The new breed of fan, who doesn’t believe in booing poor performances, is having a hard time reconciling this. In Parks’s case, he made a bad first impression – giving up the winning runs in the first game of the year and pitching poorly in two appearances against the hated Red Sox to begin the season. When he gave up a long home run to Kendry Morales during yesterday’s home opener, he lost whatever support the fans were willing to give him. After all, the hallmark of Yankees Pride throughout the years has been not cracking under pressure and rising to the challenge instead. There’s also CHP’s history to consider. Brian Cashman signed Park based on a half-season of relief work for the Phillies last year. Prior to that, his career wound through stops in LA, Texas, San Diego and Queens. His one year with the Mets? He started on the DL, came on to pitch in one game, giving up 7 runs over 4 innings. Then he disappeared onto the DL for the rest of the year. His prior AL numbers aren’t particularly eye-popping, either. A 5.89ERA, 23-24 record and 1.6 WHIP all point to a guy who’s been hit hard whenever he’s stepped away from the NL. Which is exactly what we’ve seen so far in his Yankee appearances – and thus, the booing.
Javy Vazquez is morphing into the second coming of Eddie Whitson. For those of you unfamiliar with the saga of Eddie Whitson, he came to the Yankees in the mid-80’s, fresh off a spectacular campaign with the Padres. Possessing a lighting fastball, big curve and devastating slider, Whitson was supposed to be the ace that would anchor the Yankees staff for pennant runs to come. Unfortunately for him and Yankees fans, it turned out he couldn’t handle pressure. The booing got so bad that Billy Martin, the manager at the time, didn’t dare pitch him at Yankee Stadium. Eventually, the Yankees traded him back to the Padres for the immortal Tim Stoddard. (Stoddard, by the way, was loudly cheered just for not being Ed Whitson).

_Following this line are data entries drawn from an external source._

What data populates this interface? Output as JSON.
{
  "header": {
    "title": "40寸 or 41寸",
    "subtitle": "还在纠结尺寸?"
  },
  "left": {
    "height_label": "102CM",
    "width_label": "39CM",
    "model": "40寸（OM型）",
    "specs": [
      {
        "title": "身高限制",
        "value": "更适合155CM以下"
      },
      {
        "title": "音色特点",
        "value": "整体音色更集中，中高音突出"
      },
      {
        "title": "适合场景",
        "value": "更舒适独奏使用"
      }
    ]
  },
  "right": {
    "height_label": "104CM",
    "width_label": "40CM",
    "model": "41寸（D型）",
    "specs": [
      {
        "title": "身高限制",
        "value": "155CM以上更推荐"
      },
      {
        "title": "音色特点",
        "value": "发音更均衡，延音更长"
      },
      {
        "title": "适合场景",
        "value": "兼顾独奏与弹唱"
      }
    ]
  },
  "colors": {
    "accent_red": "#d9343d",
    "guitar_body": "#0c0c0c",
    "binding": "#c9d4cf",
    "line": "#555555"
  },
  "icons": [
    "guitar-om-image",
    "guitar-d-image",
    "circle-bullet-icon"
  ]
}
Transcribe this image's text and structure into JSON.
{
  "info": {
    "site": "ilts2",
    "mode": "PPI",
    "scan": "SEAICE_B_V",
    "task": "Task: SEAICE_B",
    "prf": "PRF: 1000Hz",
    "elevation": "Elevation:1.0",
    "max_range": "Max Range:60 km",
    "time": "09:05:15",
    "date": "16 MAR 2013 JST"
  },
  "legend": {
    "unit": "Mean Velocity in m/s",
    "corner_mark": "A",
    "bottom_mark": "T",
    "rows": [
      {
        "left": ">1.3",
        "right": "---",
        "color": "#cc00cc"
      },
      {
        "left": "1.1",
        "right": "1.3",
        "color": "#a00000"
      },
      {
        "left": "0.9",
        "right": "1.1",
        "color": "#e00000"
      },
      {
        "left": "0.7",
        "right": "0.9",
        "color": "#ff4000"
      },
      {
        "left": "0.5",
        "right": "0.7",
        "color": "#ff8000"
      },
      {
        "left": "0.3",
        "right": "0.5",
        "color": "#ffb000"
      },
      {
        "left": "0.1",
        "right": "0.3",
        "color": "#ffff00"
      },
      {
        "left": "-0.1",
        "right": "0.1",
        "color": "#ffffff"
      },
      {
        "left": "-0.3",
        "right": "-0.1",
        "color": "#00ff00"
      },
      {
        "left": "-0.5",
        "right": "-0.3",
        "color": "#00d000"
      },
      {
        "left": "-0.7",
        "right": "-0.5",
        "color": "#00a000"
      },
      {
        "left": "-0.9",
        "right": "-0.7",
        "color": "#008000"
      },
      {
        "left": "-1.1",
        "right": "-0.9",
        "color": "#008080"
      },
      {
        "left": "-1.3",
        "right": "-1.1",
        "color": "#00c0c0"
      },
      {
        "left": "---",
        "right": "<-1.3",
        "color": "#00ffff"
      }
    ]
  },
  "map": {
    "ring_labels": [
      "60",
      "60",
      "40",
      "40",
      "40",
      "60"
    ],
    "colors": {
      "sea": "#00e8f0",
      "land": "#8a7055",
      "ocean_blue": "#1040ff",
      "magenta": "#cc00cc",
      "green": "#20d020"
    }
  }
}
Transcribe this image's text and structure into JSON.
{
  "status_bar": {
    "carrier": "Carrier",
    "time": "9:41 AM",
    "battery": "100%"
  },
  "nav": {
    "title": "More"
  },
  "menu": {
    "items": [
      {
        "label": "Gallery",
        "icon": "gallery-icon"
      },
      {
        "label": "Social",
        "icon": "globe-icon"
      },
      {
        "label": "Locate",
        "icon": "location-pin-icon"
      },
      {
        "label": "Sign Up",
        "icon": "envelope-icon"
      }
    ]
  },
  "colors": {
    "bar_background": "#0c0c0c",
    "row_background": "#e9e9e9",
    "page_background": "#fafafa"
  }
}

Vazquez also possesses a hard fastball and slider, along with a good change-up. He also strikes out lots of hitters. Unfortunately for him, he tends to crack under pressure. In his last Bronx adventure in 2004, he was summoned out of the bullpen in game 7 of the LCS – and gave up the grand slam to Johnny Damon that ended the Curse of the Bambino. That came after a second-half in which he was largely ineffective. Since then, the company line has been that he was pitching with a sore shoulder. Maybe. Or maybe, despite having “plus” stuff Javy just doesn’t have the heart needed to be a prime-time player.
Yankee fans are quickly deciding the latter. In two starts this year, Vazquez has displayed the electric stuff – he has 9 strikeouts in 11 innings – but we’ve also seen him wilt with men on base. He’s only allowed baserunners in 4 of his 11 innings – but those four innings have yielded 12 runs. In other words, when he gets into trouble, Vazquez tends to implode. Contrast that to a fan favorite, Andy Pettite. Pettite always has runners on base – but he makes the big pitch when he needs to and escapes trouble. Andy has HEART. Javy has jelly-legs. It’s also not the first time Vazquez has heard this, by the way. Ozzie Guillen, for whom he pitched in Chicago, got rid of him because he didn’t trust him during the White Sox pennant drive.

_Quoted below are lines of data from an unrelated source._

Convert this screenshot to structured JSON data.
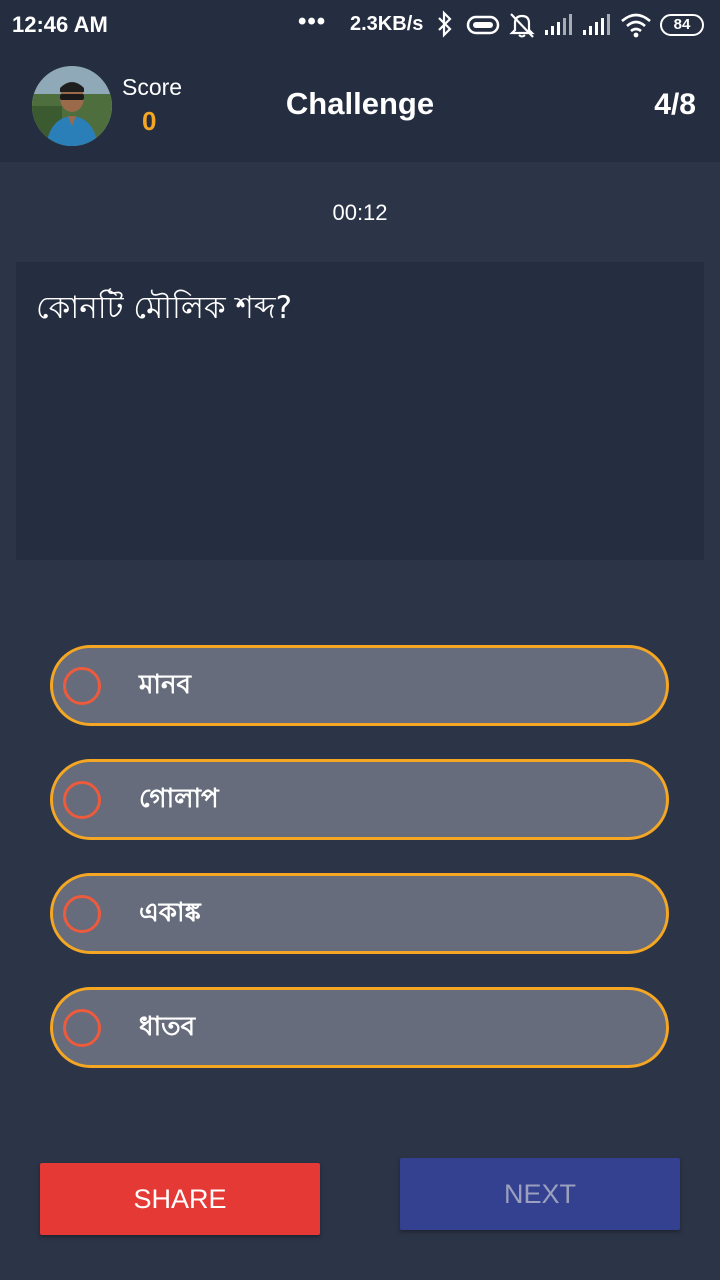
{
  "status_bar": {
    "time": "12:46 AM",
    "dots": "•••",
    "network_speed": "2.3KB/s",
    "battery": "84",
    "icons": [
      "bluetooth-icon",
      "eye-comfort-icon",
      "alarm-off-icon",
      "signal-icon",
      "signal-icon",
      "wifi-icon",
      "battery-icon"
    ]
  },
  "header": {
    "score_label": "Score",
    "score_value": "0",
    "title": "Challenge",
    "progress": "4/8"
  },
  "timer": "00:12",
  "question": {
    "text": "কোনটি মৌলিক শব্দ?"
  },
  "options": [
    {
      "label": "মানব",
      "selected": false
    },
    {
      "label": "গোলাপ",
      "selected": false
    },
    {
      "label": "একাঙ্ক",
      "selected": false
    },
    {
      "label": "ধাতব",
      "selected": false
    }
  ],
  "actions": {
    "share_label": "SHARE",
    "next_label": "NEXT"
  },
  "colors": {
    "background": "#2c3548",
    "header_bg": "#252e40",
    "accent": "#f5a623",
    "option_bg": "#666c7b",
    "radio": "#ee5a3c",
    "share": "#e53935",
    "next": "#334190"
  }
}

It’s the difference between being a Yankee, and simply being a good player who will never earn the right to call themselves a Yankee.

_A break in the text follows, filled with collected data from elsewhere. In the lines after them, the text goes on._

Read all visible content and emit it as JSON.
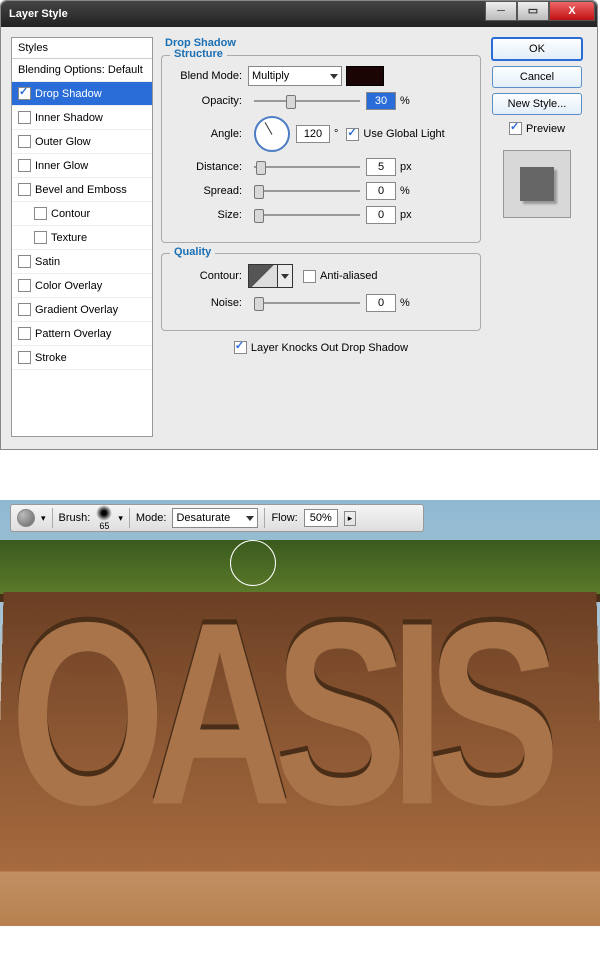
{
  "dialog": {
    "title": "Layer Style",
    "styles_header": "Styles",
    "styles": {
      "blending": "Blending Options: Default",
      "drop_shadow": "Drop Shadow",
      "inner_shadow": "Inner Shadow",
      "outer_glow": "Outer Glow",
      "inner_glow": "Inner Glow",
      "bevel": "Bevel and Emboss",
      "contour": "Contour",
      "texture": "Texture",
      "satin": "Satin",
      "color_overlay": "Color Overlay",
      "gradient_overlay": "Gradient Overlay",
      "pattern_overlay": "Pattern Overlay",
      "stroke": "Stroke"
    },
    "panel_title": "Drop Shadow",
    "structure": {
      "legend": "Structure",
      "blend_mode_label": "Blend Mode:",
      "blend_mode_value": "Multiply",
      "opacity_label": "Opacity:",
      "opacity_value": "30",
      "opacity_unit": "%",
      "angle_label": "Angle:",
      "angle_value": "120",
      "angle_unit": "°",
      "use_global": "Use Global Light",
      "distance_label": "Distance:",
      "distance_value": "5",
      "distance_unit": "px",
      "spread_label": "Spread:",
      "spread_value": "0",
      "spread_unit": "%",
      "size_label": "Size:",
      "size_value": "0",
      "size_unit": "px"
    },
    "quality": {
      "legend": "Quality",
      "contour_label": "Contour:",
      "anti_aliased": "Anti-aliased",
      "noise_label": "Noise:",
      "noise_value": "0",
      "noise_unit": "%"
    },
    "knockout": "Layer Knocks Out Drop Shadow",
    "buttons": {
      "ok": "OK",
      "cancel": "Cancel",
      "new_style": "New Style...",
      "preview": "Preview"
    }
  },
  "toolbar": {
    "brush_label": "Brush:",
    "brush_size": "65",
    "mode_label": "Mode:",
    "mode_value": "Desaturate",
    "flow_label": "Flow:",
    "flow_value": "50%"
  },
  "hero_text": "OASIS"
}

For the better part of two seasons, debate has raged about Joba Chamberlain. Should he be a reliever or starter? The debate has concentrated on two trains of thought:
1. As a starter, Joba can develop into a prototypical top of the rotation stud. He has a plus fastball, slider and curve. He just needs time to get stretched out and become dominant.
2. Out of the pen, Joba just rares backs and makes ML hitters look foolish.
Well, we’ve been waiting for two years while lesser names like Clayton Kershaw and Cole Hamels have blossomed. And its beginning to look as though, party line not withstanding, Brian Cashman and Co are now leaning towards putting Joba into the 8th inning role.
The thing is, there’s precedence for this debate – one the Yankees only need to dust off their copy of Baseball Almanac to find.
Back in the mid-1970’s, the White Sox had a young right hander with a plus fastball, slider and curve. But he never found success as a starter. He was, at best, inconsistent. But coming out of the bullpen, he became the original Mr. Nasty. He let loose with a 95+ fastball, spitting fire and daring hitters to swing. For him, it was all about attitude and not having to think on the mound. His demeanor was, you know what I’m going to throw. Everyone here knows what I’m going to throw. I double-dare you to try and hit it.
Joba has the same attitude when coming out of the pen. And likewise, he tends to overthink and overanalyze when starting. For both, the mental side of the game had the potential to prematurely end promising careers.
That guy in the mid-70’s? He went on to post 300+ career saves and a plaque in Cooperstown. His name? Goose Gossage.